Considering Game of Thrones is a fantasy story, it’s pretty light on the fantasy: magic isn’t as important as politics, military tactics and the role of a ruler in a country torn apart by civil war. In fact George R.R. Martin has stated in the past that the story is heavily inspired by the Wars of the Roses, an English civil war that ultimately resulted in Henry Tudor’s victory over Richard III at the Battle of Bosworth Field and the start of the Tudor dynasty.
So, who inspired the women of Game of Thrones? Martin has long been praised for writing strong women – the media really loves making the discovery that women are also people, don’t they? – but history is brimming with women who refused to sit on the sidelines, and we can see echoes of them throughout the show.
Daenerys Targaryen and Isabella I of Castile
Much like Daenerys, Isabella sought to create an empire. Her marriage to Ferdinand II of Aragon formed the basis of the political unification of Spain and her reforms rid the country of the debts her brother had sown and brought the crime rate to the lowest it had been in years. She was also a staunch supporter of the Spanish Inquisition, however, and sought to rid Spain of its Muslim and Jewish subjects through exile or death. Much like Daenerys, Isabella was not against burning. Fun fact about Isabella: Before her reign, the queen could only move in one direction during a game of chess. After Isabella, the queen could move anywhere on the board.
Catelyn Stark and Eleanor of Aquitaine
Catelyn and Ned’s marriage was certainly a little less tumultuous than Eleanor’s marriage to Henry II of England (or Louis VII of France, who she divorced to marry Henry!) – up until Ned got himself beheaded, that is. Henry wasn’t very good at being a faithful husband, though, and much like Catelyn always resented Jon as proof of her husband’s infidelity, Eleanor was known to have been quite a jealous woman herself. Much more than that, though, both women were fierce, particularly when it came to protecting and supporting their children. Eleanor supported Richard I when he rebelled against his father, just as Catelyn supported Robb during his rebellion as King in the North, and was widely respected by her contemporaries.
Lyanna Stark and Elizabeth Woodville
Lyanna Stark is often compared to Helen of Troy, ‘the face that launched a thousand ships’, but much more recent (and in keeping with the original inspiration for the series) is Elizabeth Woodville.
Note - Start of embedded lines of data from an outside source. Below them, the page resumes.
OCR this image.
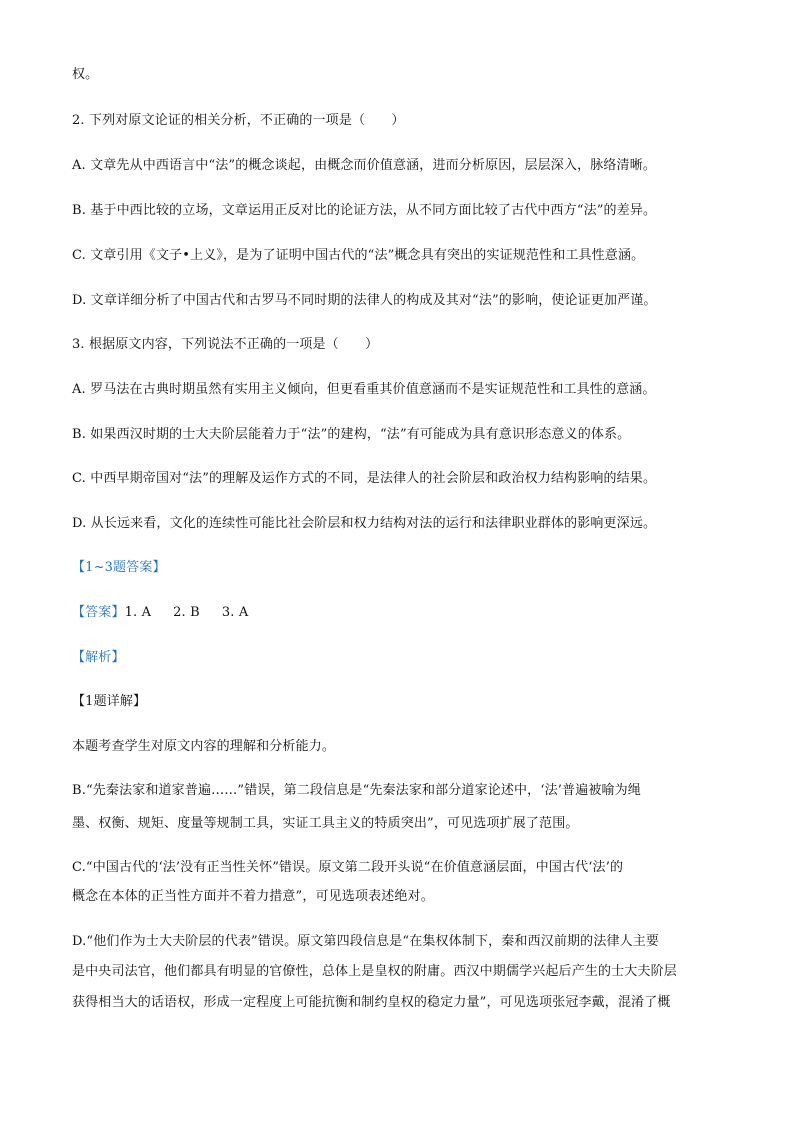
权。
2. 下列对原文论证的相关分析，不正确的一项是（　　）
A. 文章先从中西语言中“法”的概念谈起，由概念而价值意涵，进而分析原因，层层深入，脉络清晰。
B. 基于中西比较的立场，文章运用正反对比的论证方法，从不同方面比较了古代中西方“法”的差异。
C. 文章引用《文子•上义》，是为了证明中国古代的“法”概念具有突出的实证规范性和工具性意涵。
D. 文章详细分析了中国古代和古罗马不同时期的法律人的构成及其对“法”的影响，使论证更加严谨。
3. 根据原文内容，下列说法不正确的一项是（　　）
A. 罗马法在古典时期虽然有实用主义倾向，但更看重其价值意涵而不是实证规范性和工具性的意涵。
B. 如果西汉时期的士大夫阶层能着力于“法”的建构，“法”有可能成为具有意识形态意义的体系。
C. 中西早期帝国对“法”的理解及运作方式的不同，是法律人的社会阶层和政治权力结构影响的结果。
D. 从长远来看，文化的连续性可能比社会阶层和权力结构对法的运行和法律职业群体的影响更深远。
【1~3题答案】
【答案】1. A 2. B 3. A
【解析】
【1题详解】
本题考查学生对原文内容的理解和分析能力。
B.“先秦法家和道家普遍……”错误，第二段信息是“先秦法家和部分道家论述中，‘法’普遍被喻为绳
墨、权衡、规矩、度量等规制工具，实证工具主义的特质突出”，可见选项扩展了范围。
C.“中国古代的‘法’没有正当性关怀”错误。原文第二段开头说“在价值意涵层面，中国古代‘法’的
概念在本体的正当性方面并不着力措意”，可见选项表述绝对。
D.“他们作为士大夫阶层的代表”错误。原文第四段信息是“在集权体制下，秦和西汉前期的法律人主要
是中央司法官，他们都具有明显的官僚性，总体上是皇权的附庸。西汉中期儒学兴起后产生的士大夫阶层
获得相当大的话语权，形成一定程度上可能抗衡和制约皇权的稳定力量”，可见选项张冠李戴，混淆了概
England was shocked when Edward IV ignored the political match that was made for him to instead marry a commoner, a widow with two sons already from her previous marriage, who legend says he saw and fell immediately in love with because of her beauty. Unlike Lyanna, Elizabeth did get some time as the Queen before her husband died. Her sons, infamous now as ‘the Princes in the Tower’, vanished not long after and her brother-in-law, Richard III, assumed the throne. After he was defeated, though, it was her daughter, Elizabeth of York, who ruled as the first Tudor queen alongside Henry VII.
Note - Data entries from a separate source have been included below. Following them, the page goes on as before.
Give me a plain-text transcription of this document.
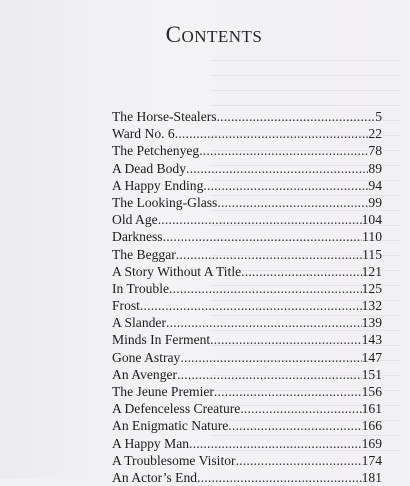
CONTENTS
The Horse-Stealers .....	5
Ward No. 6 .....	22
The Petchenyeg .....	78
A Dead Body .....	89
A Happy Ending .....	94
The Looking-Glass .....	99
Old Age .....	104
Darkness .....	110
The Beggar .....	115
A Story Without A Title .....	121
In Trouble .....	125
Frost .....	132
A Slander .....	139
Minds In Ferment .....	143
Gone Astray .....	147
An Avenger .....	151
The Jeune Premier .....	156
A Defenceless Creature .....	161
An Enigmatic Nature .....	166
A Happy Man .....	169
A Troublesome Visitor .....	174
An Actor’s End .....	181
Cersei Lannister and Agrippina the Younger
Let’s face it, ruthlessness was rampant amongst the noble and royal families of the Middle Ages but even more so amongst the Roman emperors who preceded them, and the Lannisters are nothing if not ruthless. Agrippina the Younger was a Roman empress who was described as beautiful as well as ruthless, ambitious, violent, and domineering, and she may have murdered her husband, Claudius. She was eventually executed in 59 AD by her son, Nero. That’s right. Her son was one of the most tyrannical rulers of Ancient Rome. Sound familiar?